I thought about riding in her car on the days before I went to school, going to the supermarket with her. Wanting a quarter to ride the horse out front. About sharing a bag of potato chips on the couch. Sitting on the
bench seat of an old car, between her and Chuck, flying down the highway. About her face, before it gave in to booze. Her skin. I always thought it was velvet soft. Her cheeks under my fat little-kid hands.
I wanted Summer to hold my face like that.
I thought about the way Teddy would call me over to their kitchen table. In their black-and-red kitchen, the leather bar behind her. A clock that said Seagrams and had bubbles moving under the surface.
Come here, she’d say, whispering through the hole in her throat. She’d take my hands and hold out my arms, run her fingers through my hair, whether it was long, or short, after. After Nudie. She’d inspect me. Her eyes narrow. A cigarette on her lips. Let me look at you.

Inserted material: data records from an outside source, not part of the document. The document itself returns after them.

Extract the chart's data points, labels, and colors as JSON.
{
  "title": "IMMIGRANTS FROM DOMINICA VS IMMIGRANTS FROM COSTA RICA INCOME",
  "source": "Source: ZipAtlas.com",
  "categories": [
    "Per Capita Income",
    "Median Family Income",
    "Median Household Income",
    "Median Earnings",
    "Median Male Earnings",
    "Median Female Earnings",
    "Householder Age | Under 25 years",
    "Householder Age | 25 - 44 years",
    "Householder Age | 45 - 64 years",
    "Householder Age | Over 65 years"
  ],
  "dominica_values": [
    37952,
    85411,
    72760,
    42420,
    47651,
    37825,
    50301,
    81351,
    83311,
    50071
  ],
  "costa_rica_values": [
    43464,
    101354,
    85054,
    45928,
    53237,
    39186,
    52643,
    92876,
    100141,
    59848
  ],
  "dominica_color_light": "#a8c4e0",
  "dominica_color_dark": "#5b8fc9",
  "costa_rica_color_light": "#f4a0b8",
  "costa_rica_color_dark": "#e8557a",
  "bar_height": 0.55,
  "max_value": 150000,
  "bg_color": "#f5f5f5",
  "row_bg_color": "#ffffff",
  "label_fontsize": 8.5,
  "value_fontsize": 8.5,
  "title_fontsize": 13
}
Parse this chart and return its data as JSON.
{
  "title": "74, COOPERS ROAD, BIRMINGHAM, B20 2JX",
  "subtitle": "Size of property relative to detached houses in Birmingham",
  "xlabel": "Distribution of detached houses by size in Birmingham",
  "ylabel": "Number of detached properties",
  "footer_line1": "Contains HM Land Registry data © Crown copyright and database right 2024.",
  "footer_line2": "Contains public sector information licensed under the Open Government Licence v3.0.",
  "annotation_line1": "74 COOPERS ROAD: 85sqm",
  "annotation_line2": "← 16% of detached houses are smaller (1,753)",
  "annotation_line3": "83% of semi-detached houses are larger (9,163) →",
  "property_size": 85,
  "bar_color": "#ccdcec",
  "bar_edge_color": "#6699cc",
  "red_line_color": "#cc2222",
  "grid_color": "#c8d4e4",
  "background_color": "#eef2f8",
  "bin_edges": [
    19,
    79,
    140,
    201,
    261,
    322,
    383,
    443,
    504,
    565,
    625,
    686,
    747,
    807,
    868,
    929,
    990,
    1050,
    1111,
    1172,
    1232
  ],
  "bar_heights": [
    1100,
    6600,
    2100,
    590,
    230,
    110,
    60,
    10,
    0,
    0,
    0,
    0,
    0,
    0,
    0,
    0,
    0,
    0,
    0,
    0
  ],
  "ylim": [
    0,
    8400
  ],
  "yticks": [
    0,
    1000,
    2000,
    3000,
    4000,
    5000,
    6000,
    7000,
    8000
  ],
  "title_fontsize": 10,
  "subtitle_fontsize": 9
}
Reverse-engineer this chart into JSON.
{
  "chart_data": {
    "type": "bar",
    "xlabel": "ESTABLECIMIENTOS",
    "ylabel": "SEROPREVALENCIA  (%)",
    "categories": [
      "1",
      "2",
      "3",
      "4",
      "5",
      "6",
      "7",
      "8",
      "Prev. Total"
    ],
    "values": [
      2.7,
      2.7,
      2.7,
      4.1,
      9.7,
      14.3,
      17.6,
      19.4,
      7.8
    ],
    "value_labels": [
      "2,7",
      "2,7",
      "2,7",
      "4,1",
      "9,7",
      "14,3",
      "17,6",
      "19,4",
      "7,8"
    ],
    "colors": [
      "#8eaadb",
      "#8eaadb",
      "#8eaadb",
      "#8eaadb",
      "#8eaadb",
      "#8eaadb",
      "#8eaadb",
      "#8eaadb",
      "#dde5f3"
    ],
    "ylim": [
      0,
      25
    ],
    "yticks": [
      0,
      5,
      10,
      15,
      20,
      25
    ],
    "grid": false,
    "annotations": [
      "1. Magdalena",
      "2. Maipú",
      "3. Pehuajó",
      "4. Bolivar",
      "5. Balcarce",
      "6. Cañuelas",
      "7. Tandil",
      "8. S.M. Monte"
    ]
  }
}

They pull up just after nine in the morning, in June Carol’s cream-colored Buick with her Jesus fish on the back and her guardian angel on the dashboard. If they drove straight from South Lake, I’m guessing my mother hasn’t had a cigarette in a good long while, and that she’s had just about enough of June Carol. I watch June Carol bump the car against the cement barrier, and lean her head on the steering wheel. The car has barely stopped when my mother gets out of the passenger side.
I want to be mad at her. For throwing my stuff out. For telling me to get over it and get out of her house. For telling me that kids die all the time. For not telling me the truth.
But all I can think about is sitting up on the kitchen table while she cut my hair, her nose running because she was crying, silently, wiping at her cheeks with the backs of her hands, clipping me down to a close cap of blond curls, her hands holding my head. The scissor blades next to my ear. Telling me it was going to be all right.
I’ve never seen June Carol not dressed in her best. But now, she’s in a pair of jean shorts and a pink T-shirt, white Keds on her feet and her hair in a ponytail, low at the nape of her neck. She’s not wearing makeup, or jewelry. She looks like a forty-eight-year-old woman. Somebody’s mom. Or grandma.
She hugs me hard. Sweet Lord, she mumbles into my shoulder.
It’s just the two of you? I say.
Well who in the hell else, my mother says.
Chuck? I say. Where’s Chuck? I look at June Carol. Where’s Eli?